The percolation metaphor can also be useful in this context as it helps to explain the quality of the order books when there are sudden changes in market liquidity. During the typical trading session where there is a wide diversity of opinions the order book will have a highly fractal quality (reflecting the fractious characteristics we have described) with many limit orders scattered through different price points.

This fractal organization provides liquidity throughout the price spectrum and even though price can jump between different levels that have been identified by traders to be significant under normal conditions, there will be several layers at which market activity can be conducted without discontinuities arising. If, however, there is a sudden change in price or the sudden emergence of a much more coherent and united view of the price direction then many market participants will begin to change their order flow and cancel previous limit orders. A major realignment of orders takes place and they will all be tending towards the one side of the market which is becoming the prevailing direction.

The scalpers who have been constantly caught out by trying to fade amove which does notwant to be faded, the position trader who is on the wrong side of the market and is seeing the position P&L steadily moving against him and the momentum traders who see a locomotive that is gaining speed are all persuaded to climb aboard. Naturally inclined skeptics and contrarians either join the emerging consensus as well or step aside deciding that there is an irresistible force at work.

Coherence and unequivocal opinion emerges and once certain price and volume thresholds are crossed then the degree of consistency in the estimation of near-term direction becomes not only something that the market notices but it becomes the phenomenon itself. At such points it can be noted that nothing influences price development more than the way that price is developing.

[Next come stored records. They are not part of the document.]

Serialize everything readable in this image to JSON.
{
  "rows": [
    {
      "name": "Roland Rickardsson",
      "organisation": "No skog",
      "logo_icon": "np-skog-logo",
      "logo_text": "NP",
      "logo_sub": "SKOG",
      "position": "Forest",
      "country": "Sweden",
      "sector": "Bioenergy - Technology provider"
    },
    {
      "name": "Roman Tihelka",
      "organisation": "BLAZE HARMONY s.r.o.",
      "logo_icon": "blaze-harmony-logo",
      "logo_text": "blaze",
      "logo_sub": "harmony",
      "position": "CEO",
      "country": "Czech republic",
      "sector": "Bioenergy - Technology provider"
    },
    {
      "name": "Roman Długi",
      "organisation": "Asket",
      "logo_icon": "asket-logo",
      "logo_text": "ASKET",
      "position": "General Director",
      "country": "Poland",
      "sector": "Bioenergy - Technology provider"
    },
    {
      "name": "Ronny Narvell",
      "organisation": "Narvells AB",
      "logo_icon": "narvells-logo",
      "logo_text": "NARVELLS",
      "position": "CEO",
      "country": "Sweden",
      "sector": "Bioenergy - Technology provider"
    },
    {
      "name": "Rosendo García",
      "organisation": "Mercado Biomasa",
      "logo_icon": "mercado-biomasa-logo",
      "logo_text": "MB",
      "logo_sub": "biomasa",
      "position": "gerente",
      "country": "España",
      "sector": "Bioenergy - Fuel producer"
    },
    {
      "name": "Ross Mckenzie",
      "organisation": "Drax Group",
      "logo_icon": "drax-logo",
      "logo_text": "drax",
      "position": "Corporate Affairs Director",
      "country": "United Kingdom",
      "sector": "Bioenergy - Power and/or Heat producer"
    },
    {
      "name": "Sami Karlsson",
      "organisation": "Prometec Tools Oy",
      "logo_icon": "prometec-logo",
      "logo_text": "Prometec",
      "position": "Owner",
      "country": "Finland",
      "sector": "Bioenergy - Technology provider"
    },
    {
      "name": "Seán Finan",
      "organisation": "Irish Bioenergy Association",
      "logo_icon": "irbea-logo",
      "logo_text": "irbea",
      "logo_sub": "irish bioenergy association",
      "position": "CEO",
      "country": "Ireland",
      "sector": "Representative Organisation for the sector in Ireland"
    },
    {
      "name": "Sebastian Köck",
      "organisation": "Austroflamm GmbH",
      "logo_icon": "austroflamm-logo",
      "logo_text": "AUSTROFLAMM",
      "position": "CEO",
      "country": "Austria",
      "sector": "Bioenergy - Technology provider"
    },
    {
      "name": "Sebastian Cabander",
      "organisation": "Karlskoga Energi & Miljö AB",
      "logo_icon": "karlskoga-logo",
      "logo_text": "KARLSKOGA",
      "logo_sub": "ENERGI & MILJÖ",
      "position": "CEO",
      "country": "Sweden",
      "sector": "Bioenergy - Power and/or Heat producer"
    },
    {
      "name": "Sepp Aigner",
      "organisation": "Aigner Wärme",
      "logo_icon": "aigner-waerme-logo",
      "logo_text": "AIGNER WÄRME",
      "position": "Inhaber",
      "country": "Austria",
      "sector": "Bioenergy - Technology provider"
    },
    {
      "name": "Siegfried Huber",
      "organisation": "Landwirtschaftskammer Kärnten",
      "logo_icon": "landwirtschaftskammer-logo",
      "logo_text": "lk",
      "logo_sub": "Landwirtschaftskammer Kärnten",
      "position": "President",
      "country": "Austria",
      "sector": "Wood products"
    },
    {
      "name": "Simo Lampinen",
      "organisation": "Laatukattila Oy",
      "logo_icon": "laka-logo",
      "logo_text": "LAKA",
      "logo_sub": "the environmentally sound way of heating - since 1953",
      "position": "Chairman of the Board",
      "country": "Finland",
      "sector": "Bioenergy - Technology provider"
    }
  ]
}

The extreme trending process becomes inherently self-aware and recursive in a process that is sometimes called positive feedback. In terms of the percolation model the normal fractious nature of the order book, by agents operating at different time frames with different price targets, starts to dissolve and large gaps open up in the granularity and position sizes of the order flow. Price changes not only percolate between time frames but there is an alignment across time frames as traders in all time horizons amend their orders. The percolation threshold expands beyond a critical level at which price movement becomes accelerated.